Member Group : Jerry Shenk

The government shutdown taught conservative Americans some useful lessons:
First, it takes guts, so, in order to stand on principle, a Republican officeholder must have some – of both.

Second, the easiest way for a Republican to attract favorable attention from the liberal legacy media is to break with his party.

Finally, the GOP’s biggest problems are big-government, establishment Republicans.

In poker parlance, the House Republicans’ community, or "up" cards included a sensible, publicly-defensible proposal to continue funding the government, delay Obamacare’s troubled individual mandate and deny congressional members and staffs taxpayer-funded Obamacare premium relief unavailable to other Americans.

The strength of the Republicans’ hole cards depended upon united, resolute caucuses in the House and Senate.

The Democrats’ up cards consisted of repeated refusals to negotiate. They didn’t have to, because their hole cards were establishment Republicans.
Experienced poker players watch for the "tell," any physical reaction or behavior that gives (or tells) the watcher information about an opponent’s hands.

Long before the shutdown showdown, Democrats watched establishment Republicans blab the "tell" all over the pages and screens of national media outlets, undermining principled colleagues who were attempting to leverage an already-weak hand to gain some concessions which would at least partially protect current and future taxpayers.

Senator John "Maverick" McCain and long-time sidekick Senator Lindsey Graham, arguably the media’s favorite Republicans, played directly into Democrats’ hands while harvesting the screen time and column inches both covet. Not content to oppose House Republican strategy, they publicly belittled Republican strategists. Though not a majority, they weren’t alone among Senate – or House — Republicans.

Republican Congressman Charlie Dent of Allentown, my "local" representative, delivered a similar message. Well in advance of the showdown, Dent announced his desire for a "clean," no-strings spending authorization.

Suddenly popular in the media, Dent made the rounds of the cable news channels. Networks and influential liberal print outlets quoted Charlie at length. The Associated Press and the New York Times News Service got him featured in smaller newspapers all over America. Even posters at hyper-liberal websites such as Daily Kos and Mother Jones approved of Charlie’s "reasonable" position on spending and the debt ceiling.

Dent’s words and image were everywhere. The only things missing were the interests of Charlie’s constituents – or, at least, those who work, pay taxes or someday may.

Incredibly, on Thursday, October 17, the first day the federal government was able to borrow money under the spending and debt ceiling deal that Dent, eighty-four other Republican House members and twenty-five Republican Senators approved, the national debt exploded a record $328 billion. It now tops $17 trillion, an increase of nearly $7 trillion in less than five years.

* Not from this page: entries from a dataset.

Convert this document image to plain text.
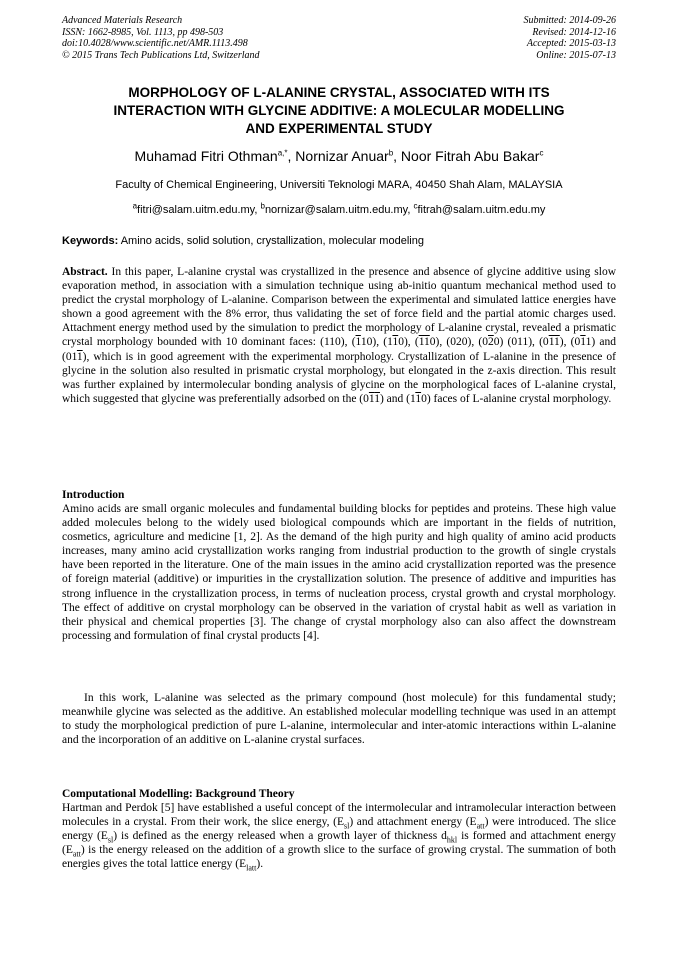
Advanced Materials Research
ISSN: 1662-8985, Vol. 1113, pp 498-503
doi:10.4028/www.scientific.net/AMR.1113.498
© 2015 Trans Tech Publications Ltd, Switzerland
Submitted: 2014-09-26
Revised: 2014-12-16
Accepted: 2015-03-13
Online: 2015-07-13
MORPHOLOGY OF L-ALANINE CRYSTAL, ASSOCIATED WITH ITS
INTERACTION WITH GLYCINE ADDITIVE: A MOLECULAR MODELLING
AND EXPERIMENTAL STUDY
Muhamad Fitri Othman$^{a,*}$, Nornizar Anuar$^b$, Noor Fitrah Abu Bakar$^c$
Faculty of Chemical Engineering, Universiti Teknologi MARA, 40450 Shah Alam, MALAYSIA
$^a$fitri@salam.uitm.edu.my, $^b$nornizar@salam.uitm.edu.my, $^c$fitrah@salam.uitm.edu.my
Keywords: Amino acids, solid solution, crystallization, molecular modeling
Abstract. In this paper, L-alanine crystal was crystallized in the presence and absence of glycine additive using slow evaporation method, in association with a simulation technique using ab-initio quantum mechanical method used to predict the crystal morphology of L-alanine. Comparison between the experimental and simulated lattice energies have shown a good agreement with the 8% error, thus validating the set of force field and the partial atomic charges used. Attachment energy method used by the simulation to predict the morphology of L-alanine crystal, revealed a prismatic crystal morphology bounded with 10 dominant faces: (110), (110), (110), (110), (020), (020) (011), (011), (011) and (011), which is in good agreement with the experimental morphology. Crystallization of L-alanine in the presence of glycine in the solution also resulted in prismatic crystal morphology, but elongated in the z-axis direction. This result was further explained by intermolecular bonding analysis of glycine on the morphological faces of L-alanine crystal, which suggested that glycine was preferentially adsorbed on the (011) and (110) faces of L-alanine crystal morphology.
Introduction
Amino acids are small organic molecules and fundamental building blocks for peptides and proteins. These high value added molecules belong to the widely used biological compounds which are important in the fields of nutrition, cosmetics, agriculture and medicine [1, 2]. As the demand of the high purity and high quality of amino acid products increases, many amino acid crystallization works ranging from industrial production to the growth of single crystals have been reported in the literature. One of the main issues in the amino acid crystallization reported was the presence of foreign material (additive) or impurities in the crystallization solution. The presence of additive and impurities has strong influence in the crystallization process, in terms of nucleation process, crystal growth and crystal morphology. The effect of additive on crystal morphology can be observed in the variation of crystal habit as well as variation in their physical and chemical properties [3]. The change of crystal morphology also can also affect the downstream processing and formulation of final crystal products [4].
In this work, L-alanine was selected as the primary compound (host molecule) for this fundamental study; meanwhile glycine was selected as the additive. An established molecular modelling technique was used in an attempt to study the morphological prediction of pure L-alanine, intermolecular and inter-atomic interactions within L-alanine and the incorporation of an additive on L-alanine crystal surfaces.
Computational Modelling: Background Theory
Hartman and Perdok [5] have established a useful concept of the intermolecular and intramolecular interaction between molecules in a crystal. From their work, the slice energy, $(E_{sl})$ and attachment energy $(E_{att})$ were introduced. The slice energy $(E_{sl})$ is defined as the energy released when a growth layer of thickness $d_{hkl}$ is formed and attachment energy $(E_{att})$ is the energy released on the addition of a growth slice to the surface of growing crystal. The summation of both energies gives the total lattice energy $(E_{latt})$.
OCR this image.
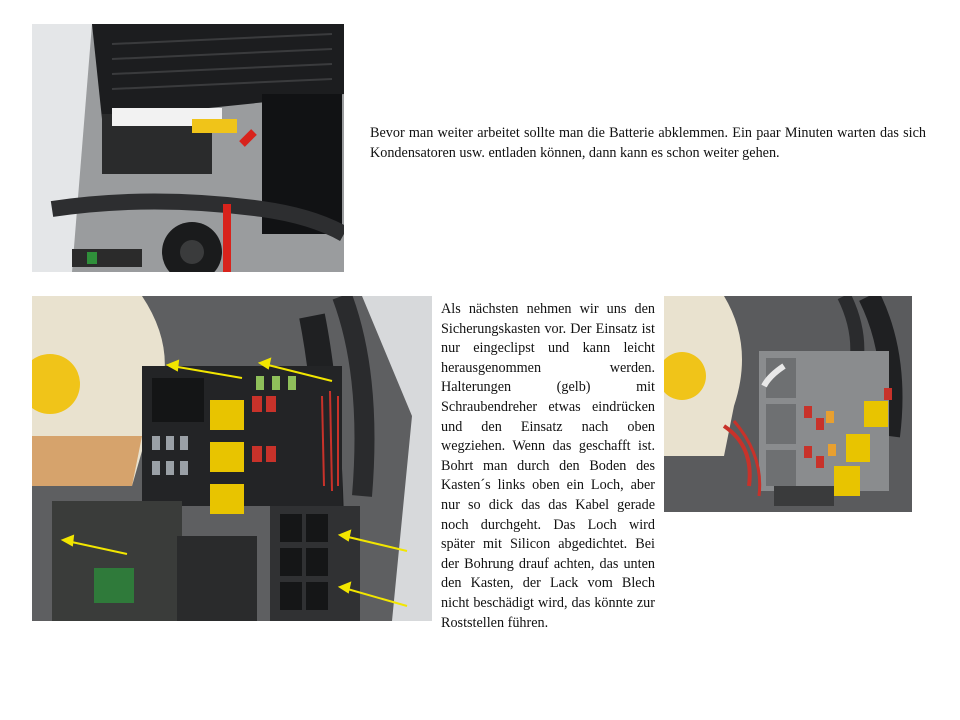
Bevor man weiter arbeitet sollte man die Batterie abklemmen. Ein paar Minuten warten das sich Kondensatoren usw. entladen können, dann kann es schon weiter gehen.

Als nächsten nehmen wir uns den Sicherungskasten vor. Der Einsatz ist nur eingeclipst und kann leicht herausgenommen werden. Halterungen (gelb) mit Schraubendreher etwas eindrücken und den Einsatz nach oben wegziehen. Wenn das geschafft ist. Bohrt man durch den Boden des Kasten´s links oben ein Loch, aber nur so dick das das Kabel gerade noch durchgeht. Das Loch wird später mit Silicon abgedichtet. Bei der Bohrung drauf achten, das unten den Kasten, der Lack vom Blech nicht beschädigt wird, das könnte zur Roststellen führen.
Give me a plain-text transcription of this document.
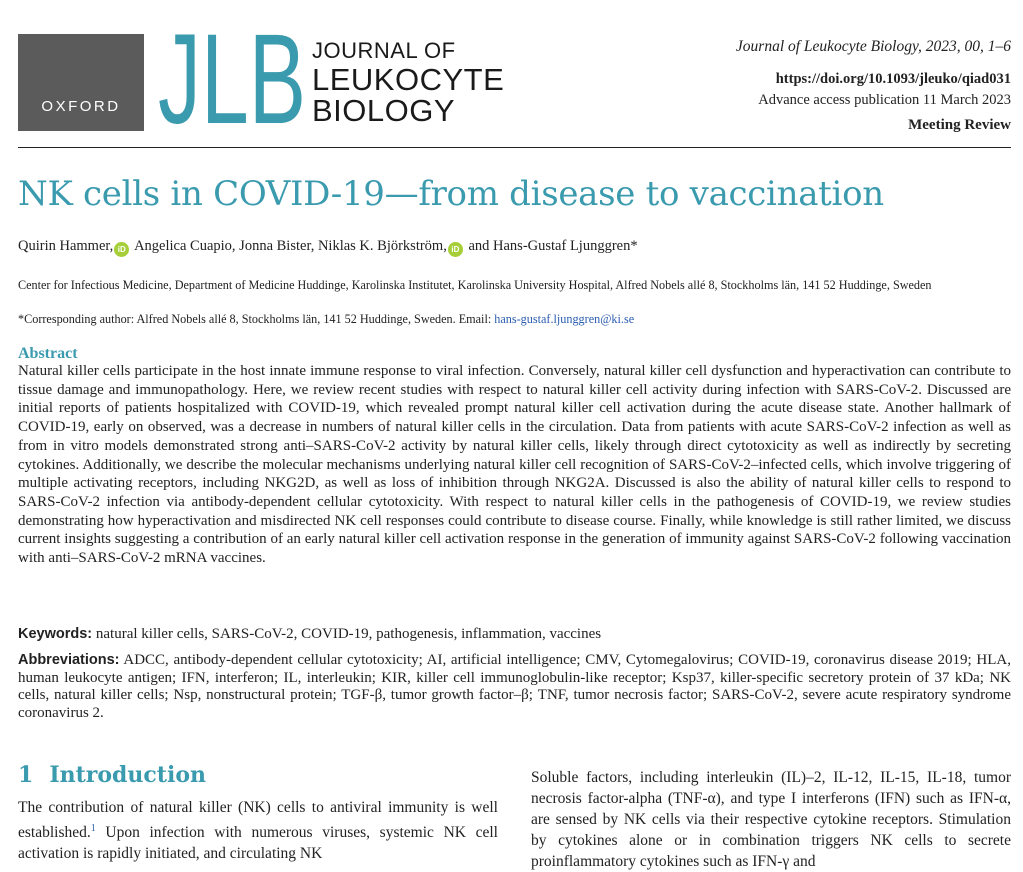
OXFORD JLB JOURNAL OF
LEUKOCYTE
BIOLOGY
Journal of Leukocyte Biology, 2023, 00, 1–6
https://doi.org/10.1093/jleuko/qiad031
Advance access publication 11 March 2023
Meeting Review
NK cells in COVID-19—from disease to vaccination
Quirin Hammer, iD Angelica Cuapio, Jonna Bister, Niklas K. Björkström, iD and Hans-Gustaf Ljunggren*
Center for Infectious Medicine, Department of Medicine Huddinge, Karolinska Institutet, Karolinska University Hospital, Alfred Nobels allé 8, Stockholms län, 141 52 Huddinge, Sweden
*Corresponding author: Alfred Nobels allé 8, Stockholms län, 141 52 Huddinge, Sweden. Email: hans-gustaf.ljunggren@ki.se
Abstract
Natural killer cells participate in the host innate immune response to viral infection. Conversely, natural killer cell dysfunction and hyperactivation can contribute to tissue damage and immunopathology. Here, we review recent studies with respect to natural killer cell activity during infection with SARS-CoV-2. Discussed are initial reports of patients hospitalized with COVID-19, which revealed prompt natural killer cell activation during the acute disease state. Another hallmark of COVID-19, early on observed, was a decrease in numbers of natural killer cells in the circulation. Data from patients with acute SARS-CoV-2 infection as well as from in vitro models demonstrated strong anti–SARS-CoV-2 activity by natural killer cells, likely through direct cytotoxicity as well as indirectly by secreting cytokines. Additionally, we describe the molecular mechanisms underlying natural killer cell recognition of SARS-CoV-2–infected cells, which involve triggering of multiple activating receptors, including NKG2D, as well as loss of inhibition through NKG2A. Discussed is also the ability of natural killer cells to respond to SARS-CoV-2 infection via antibody-dependent cellular cytotoxicity. With respect to natural killer cells in the pathogenesis of COVID-19, we review studies demonstrating how hyperactivation and misdirected NK cell responses could contribute to disease course. Finally, while knowledge is still rather limited, we discuss current insights suggesting a contribution of an early natural killer cell activation response in the generation of immunity against SARS-CoV-2 following vaccination with anti–SARS-CoV-2 mRNA vaccines.
Keywords: natural killer cells, SARS-CoV-2, COVID-19, pathogenesis, inflammation, vaccines
Abbreviations: ADCC, antibody-dependent cellular cytotoxicity; AI, artificial intelligence; CMV, Cytomegalovirus; COVID-19, coronavirus disease 2019; HLA, human leukocyte antigen; IFN, interferon; IL, interleukin; KIR, killer cell immunoglobulin-like receptor; Ksp37, killer-specific secretory protein of 37 kDa; NK cells, natural killer cells; Nsp, nonstructural protein; TGF-β, tumor growth factor–β; TNF, tumor necrosis factor; SARS-CoV-2, severe acute respiratory syndrome coronavirus 2.
1 Introduction
The contribution of natural killer (NK) cells to antiviral immunity is well established.$^1$ Upon infection with numerous viruses, systemic NK cell activation is rapidly initiated, and circulating NK
Soluble factors, including interleukin (IL)–2, IL-12, IL-15, IL-18, tumor necrosis factor-alpha (TNF-α), and type I interferons (IFN) such as IFN-α, are sensed by NK cells via their respective cytokine receptors. Stimulation by cytokines alone or in combination triggers NK cells to secrete proinflammatory cytokines such as IFN-γ and
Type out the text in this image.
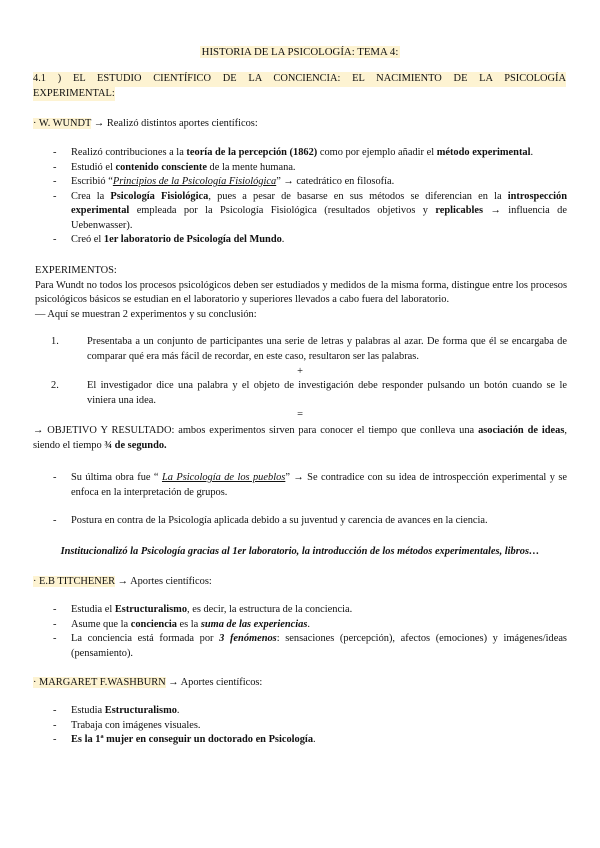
HISTORIA DE LA PSICOLOGÍA: TEMA 4:
4.1 ) EL ESTUDIO CIENTÍFICO DE LA CONCIENCIA: EL NACIMIENTO DE LA PSICOLOGÍA
EXPERIMENTAL:
· W. WUNDT → Realizó distintos aportes científicos:
- Realizó contribuciones a la teoría de la percepción (1862) como por ejemplo añadir el método experimental.
- Estudió el contenido consciente de la mente humana.
- Escribió “Principios de la Psicología Fisiológica” → catedrático en filosofía.
- Crea la Psicología Fisiológica, pues a pesar de basarse en sus métodos se diferencian en la introspección experimental empleada por la Psicología Fisiológica (resultados objetivos y replicables → influencia de Uebenwasser).
- Creó el 1er laboratorio de Psicología del Mundo.
EXPERIMENTOS:
Para Wundt no todos los procesos psicológicos deben ser estudiados y medidos de la misma forma, distingue entre los procesos psicológicos básicos se estudian en el laboratorio y superiores llevados a cabo fuera del laboratorio.
— Aquí se muestran 2 experimentos y su conclusión:
1.	Presentaba a un conjunto de participantes una serie de letras y palabras al azar. De forma que él se encargaba de comparar qué era más fácil de recordar, en este caso, resultaron ser las palabras.
+
2.	El investigador dice una palabra y el objeto de investigación debe responder pulsando un botón cuando se le viniera una idea.
=
→ OBJETIVO Y RESULTADO: ambos experimentos sirven para conocer el tiempo que conlleva una asociación de ideas, siendo el tiempo ¾ de segundo.
- Su última obra fue “ La Psicología de los pueblos” → Se contradice con su idea de introspección experimental y se enfoca en la interpretación de grupos.
- Postura en contra de la Psicología aplicada debido a su juventud y carencia de avances en la ciencia.
Institucionalizó la Psicología gracias al 1er laboratorio, la introducción de los métodos experimentales, libros…
· E.B TITCHENER → Aportes científicos:
- Estudia el Estructuralismo, es decir, la estructura de la conciencia.
- Asume que la conciencia es la suma de las experiencias.
- La conciencia está formada por 3 fenómenos: sensaciones (percepción), afectos (emociones) y imágenes/ideas (pensamiento).
· MARGARET F.WASHBURN → Aportes científicos:
- Estudia Estructuralismo.
- Trabaja con imágenes visuales.
- Es la 1ª mujer en conseguir un doctorado en Psicología.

The shelf-life of good intentions among new legislators seems to be about eight years, after which many, perhaps most of them become part of the problem in government.

An old friend and former legislator who voluntarily left office told me years ago that, once legislators have the job, too many "need" the job and wake up most mornings thinking about what they can do that day to preserve the pay, perks and benefits – or move up the political food chain.

Charlie Dent is 54 years old. He’s been in Congress for nine years. Before Congress, following staff service for a Pennsylvania House member, Charlie spent eight years in the Pennsylvania House of Representatives and six years in the state Senate.

In other words, for twenty-four or more of thirty-one years since college, Dent has collected paychecks and benefits from taxpayers – and he’s qualified for two public pensions.

Dent is clearly "Establishment."

Because I like him personally, I wouldn’t single him out, but Charlie’s my representative, and he’s symptomatic of a much larger problem. There are too many more like him in Washington.

Although Republicans claim to be (a few are), neither major American political party is really fiscally conservative.

Albeit at more modest levels than today’s Democrats, establishment Republicans’ past majorities have also incurred unnecessary deficits and increased debt.
History suggests that the establishment GOP cannot be trusted to make the tough decisions and pass the difficult measures which have the chance to return America to fiscal health and prosperity, and, unopposed, Democrats won’t even try.

Because third parties are unlikely to succeed in our two-party system, without reforming the GOP, America may never have a conservative party.

Taxpayers in states and districts represented by career politicians — of both parties — would be better served by paying their pensions rather than paying their salaries.